В комнате было тихо, лишь поскрипывало что-то едва слышно – то ли схваченное морозом бревно, то ли тронутая ветром ставня. Уже замешивая в плошке морковную муку деревянной ложкой, вдруг понял: не ставня и не бревно – то младенец жалобно поскуливал в полусне. Бах накрыл плошку тарелкой, а тарелку – полотенцем, чтобы тюря лучше настоялась. Снял с плиты клокочущее ведро с кипятком, поставил на стол (металлическая ручка, должно быть, нагрелась, но пальцы жара не ощутили). Рядом выставил медный таз, в котором они с Кларой обычно попеременно мылись, и черпак для воды. Снял с гвоздя и накинул на плечи полушубок, пару лет назад ушитый из старого кожуха Удо Гримма, – не для тепла, в котором теперь, очевидно, не нуждался, а из желания иметь на себе какую-то привычную вещь. Решил взять в хлев только лавку, на которой спал. Вдруг пришло в голову прихватить и томик Гёте – в тишине хлева книге будет спокойнее, чем в доме, наполненном детским плачем, материнским сюсюканьем и заунывными колыбельными.

Придерживая полы великоватого все же полушубка, чтобы ненароком не шорхнуть о стену или не задеть стул, и стараясь не глядеть на кровать, где спали Клара с младенцем, Бах вошел в спальню. Сквозь закрытые ставни сочился слабый утренний свет. Дыхания Клары слышно не было, только попискивание младенца раздавалось в полутьме – кажется, дите проснулось. От звуков этих свербело в ушах и ныло в затылке (подумалось: жаль, что судьба лишила его речи, а не слуха!). Морщась, Бах торопливо шарил по комоду, ища книгу, – и нечаянно уронил ее на пол. Томик упал со странным хлюпающим звуком. Наклонился, поднял книгу к свету – переплет в чем-то темном, густом. И пальцы – в том же темном. Опустил взгляд – привыкшие к сумраку глаза различили под ногами черную лужу: она тянулась через всю комнату и исчезала где-то под кроватью.

Положив книгу на комод и держа на весу перепачканные руки, Бах подошел к спящей Кларе. Лицо ее едва заметно белело рядом с головкой новорожденного на подушке. Кончиками пальцев, стараясь не испачкать перину, Бах приподнял ее за угол, затем откинул полностью.

Посередине кровати чернело большое пятно – перепачканы были и подол Клариной исподней рубахи, и голые ноги, неловко прижатые к животу. Сама она лежала скорчившись, неподвижно, обхватив руками колени и уткнув лицо в младенца. В застывшей позе Клары было что-то странное, неестественное, какая-то загадка, которую непременно требовалось разгадать. Что означало это нелепое положение тела? Руки, вцепившиеся в колени? Скрюченные, словно сведенные судорогой ступни?.. Отгадка была где-то совсем рядом, но пищавший младенец мешал сосредоточиться. Бах взял потное тельце и досадливо переложил с кровати на пол. Отвращения не почувствовал – все мысли были заняты поисками ответа. Думалось отчего-то тяжело и мучительно, словно в голове перекатывались большие валуны.
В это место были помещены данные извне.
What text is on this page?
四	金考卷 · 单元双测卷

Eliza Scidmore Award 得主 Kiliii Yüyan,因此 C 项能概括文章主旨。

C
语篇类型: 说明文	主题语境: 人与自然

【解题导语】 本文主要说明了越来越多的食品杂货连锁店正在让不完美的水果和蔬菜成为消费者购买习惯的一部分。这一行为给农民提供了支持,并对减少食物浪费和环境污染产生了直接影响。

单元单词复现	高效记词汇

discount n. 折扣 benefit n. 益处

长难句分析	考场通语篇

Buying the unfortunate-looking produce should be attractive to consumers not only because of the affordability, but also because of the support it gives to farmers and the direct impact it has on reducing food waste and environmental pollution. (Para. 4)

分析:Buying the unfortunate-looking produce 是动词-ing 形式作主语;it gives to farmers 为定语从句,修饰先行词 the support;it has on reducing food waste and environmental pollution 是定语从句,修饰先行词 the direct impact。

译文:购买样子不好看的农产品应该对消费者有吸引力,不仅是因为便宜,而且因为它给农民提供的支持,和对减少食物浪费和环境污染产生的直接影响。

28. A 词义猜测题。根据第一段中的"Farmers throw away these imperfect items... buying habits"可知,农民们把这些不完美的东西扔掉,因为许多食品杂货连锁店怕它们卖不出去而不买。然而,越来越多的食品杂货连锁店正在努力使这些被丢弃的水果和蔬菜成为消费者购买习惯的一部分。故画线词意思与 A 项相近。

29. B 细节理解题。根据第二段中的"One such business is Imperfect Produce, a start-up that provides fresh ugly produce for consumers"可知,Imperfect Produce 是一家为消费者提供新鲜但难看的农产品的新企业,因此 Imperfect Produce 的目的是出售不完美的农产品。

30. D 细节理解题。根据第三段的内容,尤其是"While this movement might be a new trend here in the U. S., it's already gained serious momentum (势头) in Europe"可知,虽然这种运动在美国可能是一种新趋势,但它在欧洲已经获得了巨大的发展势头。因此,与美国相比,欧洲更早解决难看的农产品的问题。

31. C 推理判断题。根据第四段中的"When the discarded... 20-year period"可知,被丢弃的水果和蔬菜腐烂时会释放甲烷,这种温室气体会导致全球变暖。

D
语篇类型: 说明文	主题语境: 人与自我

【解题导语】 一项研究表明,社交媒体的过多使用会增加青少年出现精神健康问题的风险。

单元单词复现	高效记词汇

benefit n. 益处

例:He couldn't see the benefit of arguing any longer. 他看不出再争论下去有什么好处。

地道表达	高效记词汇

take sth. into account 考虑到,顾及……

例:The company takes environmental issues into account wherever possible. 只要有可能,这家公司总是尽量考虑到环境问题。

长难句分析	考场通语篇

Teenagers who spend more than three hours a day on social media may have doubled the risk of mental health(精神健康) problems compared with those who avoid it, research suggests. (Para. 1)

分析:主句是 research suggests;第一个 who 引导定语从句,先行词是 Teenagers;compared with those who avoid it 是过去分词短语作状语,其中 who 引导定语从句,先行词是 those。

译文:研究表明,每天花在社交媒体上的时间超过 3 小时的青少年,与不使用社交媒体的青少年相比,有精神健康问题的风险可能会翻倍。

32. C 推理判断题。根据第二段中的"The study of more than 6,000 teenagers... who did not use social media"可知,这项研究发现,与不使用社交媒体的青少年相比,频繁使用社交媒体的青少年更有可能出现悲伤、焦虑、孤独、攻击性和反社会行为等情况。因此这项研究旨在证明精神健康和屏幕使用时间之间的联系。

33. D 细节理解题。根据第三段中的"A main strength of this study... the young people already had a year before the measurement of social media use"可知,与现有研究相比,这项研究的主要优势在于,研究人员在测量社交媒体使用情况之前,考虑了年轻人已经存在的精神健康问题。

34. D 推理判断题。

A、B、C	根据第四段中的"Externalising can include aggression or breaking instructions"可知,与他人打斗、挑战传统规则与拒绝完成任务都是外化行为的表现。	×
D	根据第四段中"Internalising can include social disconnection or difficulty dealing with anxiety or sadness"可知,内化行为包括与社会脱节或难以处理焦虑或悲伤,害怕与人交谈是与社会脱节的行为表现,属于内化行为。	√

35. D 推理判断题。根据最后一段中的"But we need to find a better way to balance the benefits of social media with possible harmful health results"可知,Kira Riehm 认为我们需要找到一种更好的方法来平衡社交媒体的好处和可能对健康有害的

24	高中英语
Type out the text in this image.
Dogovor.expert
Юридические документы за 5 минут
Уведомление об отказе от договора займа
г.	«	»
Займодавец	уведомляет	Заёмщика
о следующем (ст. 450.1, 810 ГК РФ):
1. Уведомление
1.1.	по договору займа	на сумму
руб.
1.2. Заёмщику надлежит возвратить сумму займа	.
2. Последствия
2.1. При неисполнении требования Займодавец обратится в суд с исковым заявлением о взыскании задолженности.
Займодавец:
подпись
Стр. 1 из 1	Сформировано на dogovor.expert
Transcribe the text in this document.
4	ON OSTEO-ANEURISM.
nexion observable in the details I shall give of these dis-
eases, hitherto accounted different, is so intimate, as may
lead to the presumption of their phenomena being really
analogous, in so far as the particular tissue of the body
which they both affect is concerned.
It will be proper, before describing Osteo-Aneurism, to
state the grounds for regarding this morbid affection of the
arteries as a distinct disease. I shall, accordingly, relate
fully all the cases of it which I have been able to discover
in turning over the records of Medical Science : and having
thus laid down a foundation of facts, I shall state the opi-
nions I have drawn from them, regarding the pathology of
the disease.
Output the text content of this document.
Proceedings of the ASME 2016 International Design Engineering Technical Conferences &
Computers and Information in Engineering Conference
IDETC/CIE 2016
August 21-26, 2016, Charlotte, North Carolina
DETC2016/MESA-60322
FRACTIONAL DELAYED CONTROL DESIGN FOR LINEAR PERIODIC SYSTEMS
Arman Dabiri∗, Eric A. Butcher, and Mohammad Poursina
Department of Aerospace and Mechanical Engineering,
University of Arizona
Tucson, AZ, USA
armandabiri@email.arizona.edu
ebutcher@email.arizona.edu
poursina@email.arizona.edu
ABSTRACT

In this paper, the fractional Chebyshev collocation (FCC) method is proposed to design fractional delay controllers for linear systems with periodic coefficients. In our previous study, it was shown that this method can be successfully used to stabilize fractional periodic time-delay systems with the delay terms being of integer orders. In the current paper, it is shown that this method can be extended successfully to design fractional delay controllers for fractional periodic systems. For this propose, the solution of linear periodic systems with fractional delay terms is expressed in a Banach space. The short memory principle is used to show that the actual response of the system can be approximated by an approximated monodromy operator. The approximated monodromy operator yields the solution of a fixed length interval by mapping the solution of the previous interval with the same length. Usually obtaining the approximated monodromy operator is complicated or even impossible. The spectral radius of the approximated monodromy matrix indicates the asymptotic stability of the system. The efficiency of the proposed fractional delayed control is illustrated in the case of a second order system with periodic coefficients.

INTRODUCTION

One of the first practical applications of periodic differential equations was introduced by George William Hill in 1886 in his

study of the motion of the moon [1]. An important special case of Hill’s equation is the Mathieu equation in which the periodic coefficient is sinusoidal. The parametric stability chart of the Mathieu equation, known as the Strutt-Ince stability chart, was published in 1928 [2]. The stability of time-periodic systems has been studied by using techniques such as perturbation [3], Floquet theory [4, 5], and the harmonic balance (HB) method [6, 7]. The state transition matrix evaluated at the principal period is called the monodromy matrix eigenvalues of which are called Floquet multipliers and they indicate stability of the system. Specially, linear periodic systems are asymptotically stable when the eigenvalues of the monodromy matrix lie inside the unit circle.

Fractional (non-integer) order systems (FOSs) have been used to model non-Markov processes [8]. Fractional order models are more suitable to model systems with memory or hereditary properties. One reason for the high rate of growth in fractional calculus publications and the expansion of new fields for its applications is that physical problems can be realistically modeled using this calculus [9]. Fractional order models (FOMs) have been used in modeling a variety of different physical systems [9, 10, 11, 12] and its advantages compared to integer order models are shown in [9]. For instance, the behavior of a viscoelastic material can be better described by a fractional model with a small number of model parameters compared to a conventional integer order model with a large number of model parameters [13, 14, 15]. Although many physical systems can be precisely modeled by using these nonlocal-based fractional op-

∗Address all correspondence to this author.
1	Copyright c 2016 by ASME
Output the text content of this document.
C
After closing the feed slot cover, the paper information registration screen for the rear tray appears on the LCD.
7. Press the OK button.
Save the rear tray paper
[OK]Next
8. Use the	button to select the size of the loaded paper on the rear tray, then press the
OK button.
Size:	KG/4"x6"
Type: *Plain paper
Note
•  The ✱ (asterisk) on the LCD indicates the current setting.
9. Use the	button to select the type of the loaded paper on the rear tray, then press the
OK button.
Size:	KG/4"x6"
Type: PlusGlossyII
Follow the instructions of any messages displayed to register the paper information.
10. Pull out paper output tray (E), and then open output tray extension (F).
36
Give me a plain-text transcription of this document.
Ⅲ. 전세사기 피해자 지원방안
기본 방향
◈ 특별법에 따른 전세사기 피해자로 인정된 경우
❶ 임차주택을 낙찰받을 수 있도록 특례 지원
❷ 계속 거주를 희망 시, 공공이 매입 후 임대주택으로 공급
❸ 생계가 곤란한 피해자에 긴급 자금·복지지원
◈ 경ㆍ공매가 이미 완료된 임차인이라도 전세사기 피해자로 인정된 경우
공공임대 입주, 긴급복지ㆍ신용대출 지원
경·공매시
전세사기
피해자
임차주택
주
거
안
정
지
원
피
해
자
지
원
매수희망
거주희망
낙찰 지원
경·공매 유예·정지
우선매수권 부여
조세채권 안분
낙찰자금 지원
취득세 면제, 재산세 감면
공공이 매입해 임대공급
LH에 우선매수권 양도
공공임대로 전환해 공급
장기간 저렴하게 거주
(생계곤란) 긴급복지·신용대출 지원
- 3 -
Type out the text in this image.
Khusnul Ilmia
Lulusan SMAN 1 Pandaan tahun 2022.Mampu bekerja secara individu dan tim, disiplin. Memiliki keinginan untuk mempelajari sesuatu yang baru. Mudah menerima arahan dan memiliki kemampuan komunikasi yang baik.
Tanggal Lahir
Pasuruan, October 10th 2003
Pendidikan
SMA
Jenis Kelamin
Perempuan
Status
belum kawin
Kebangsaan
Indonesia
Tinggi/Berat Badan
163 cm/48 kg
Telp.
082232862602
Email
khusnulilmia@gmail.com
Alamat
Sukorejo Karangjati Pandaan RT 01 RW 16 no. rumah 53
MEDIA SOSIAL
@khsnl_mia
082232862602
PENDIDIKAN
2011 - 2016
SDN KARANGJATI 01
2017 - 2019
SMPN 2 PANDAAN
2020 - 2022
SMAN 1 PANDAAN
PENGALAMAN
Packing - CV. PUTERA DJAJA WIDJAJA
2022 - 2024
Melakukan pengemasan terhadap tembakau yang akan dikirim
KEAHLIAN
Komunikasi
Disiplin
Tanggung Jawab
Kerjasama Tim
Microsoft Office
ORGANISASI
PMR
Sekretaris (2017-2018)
Решил открыть ставни – на свету и думается легче. Вышел на улицу, обошел дом, утопая в снегу. Аккуратно сбил лед со ставенных затворов, распахнул створки, тщательно закрепил у заиндевевших стен. Ладони, касаясь льда, мерзлого дерева и металла, по-прежнему не чувствовали холода. Вернулся в залитую светом спальню. Не снимая полушубка, сел на край кровати и стал смотреть на Клару.

Как глубоко она спала! Бледная, как вылепленная из снега. Сделанная из фарфора. Вырезанная из бумаги. Лицо ее будто уменьшилось в размерах, закрытые глаза обвело синюшными кругами, а веснушчатая россыпь на щеках из золотой стала цвета речного песка. Бегущие от крыльев носа к подбородку линии пролегли четче, а тени под скулами – глубже и темнее. Только волосы остались прежние – русые, отливающие медом. Что хочешь ты этим сказать мне, Клара?

В поисках ответа Бах обвел глазами комнату. Вот комод, на нем – томик Гёте. Стул с резной спинкой, потемневшей от времени. Низкая скамейка. Тщательно выметенный земляной пол, в некоторых местах еще видны борозды от истрепавшегося веника. На полу – блестящая черная лужа. Нож, которым была перерезана пуповина, лезвие измазано засохшей кровью. Новорожденный – крошечный, влажно-багровый, весь в каких-то складках и морщинах, бьет ножками и ручками, разевает рот – видимо, кричит. Разворошенная кровать с откинутой периной. Пятно на простыни, густо-красное в дневном свете. Поверх – неподвижная Клара в перепачканном белье…

Вода, вспомнил он. На кухне ждет вода, приготовленная для умывания. Надо вымыть Клару, пока вода не остыла. Притащил ведро, таз, черпак. Сунул руку в воду – и не смог понять, холодная она или теплая. Прости, мысленно сказал Кларе. Буду мыть тебя водой, какая есть. Надеюсь, ты не замерзнешь.

Принес мочало, достал из комода чистое полотенце. Налил в таз воды; забрызгал при этом рукава полушубка, но снимать не стал. Забрался с ногами на кровать, чтобы стянуть с Клары исподнее, запутался в завязках – разорвал рубаху, отшвырнул обрывки ткани, тесьмы и кружев. Усадил обнаженное тело в таз и начал мыть.

Клара не слушалась – норовила то удариться запрокинутой головой об пол, то выпростать длинные ноги и макнуть их в черную лужу. Потерпи, просил Бах, обмывая ее ступни, лодыжки, колени, узкие бедра, уродливо опавший мешок живота, каменно-тугие шары грудей, хрупкие ключицы, тонкую шею, осунувшееся лицо. Когда легкое и твердое тело Клары стало снежно-белым, без единого темного пятнышка, он прижал его к груди, поднялся с колен и застыл посреди комнаты, не зная, куда положить: белье на кровати все еще было грязным.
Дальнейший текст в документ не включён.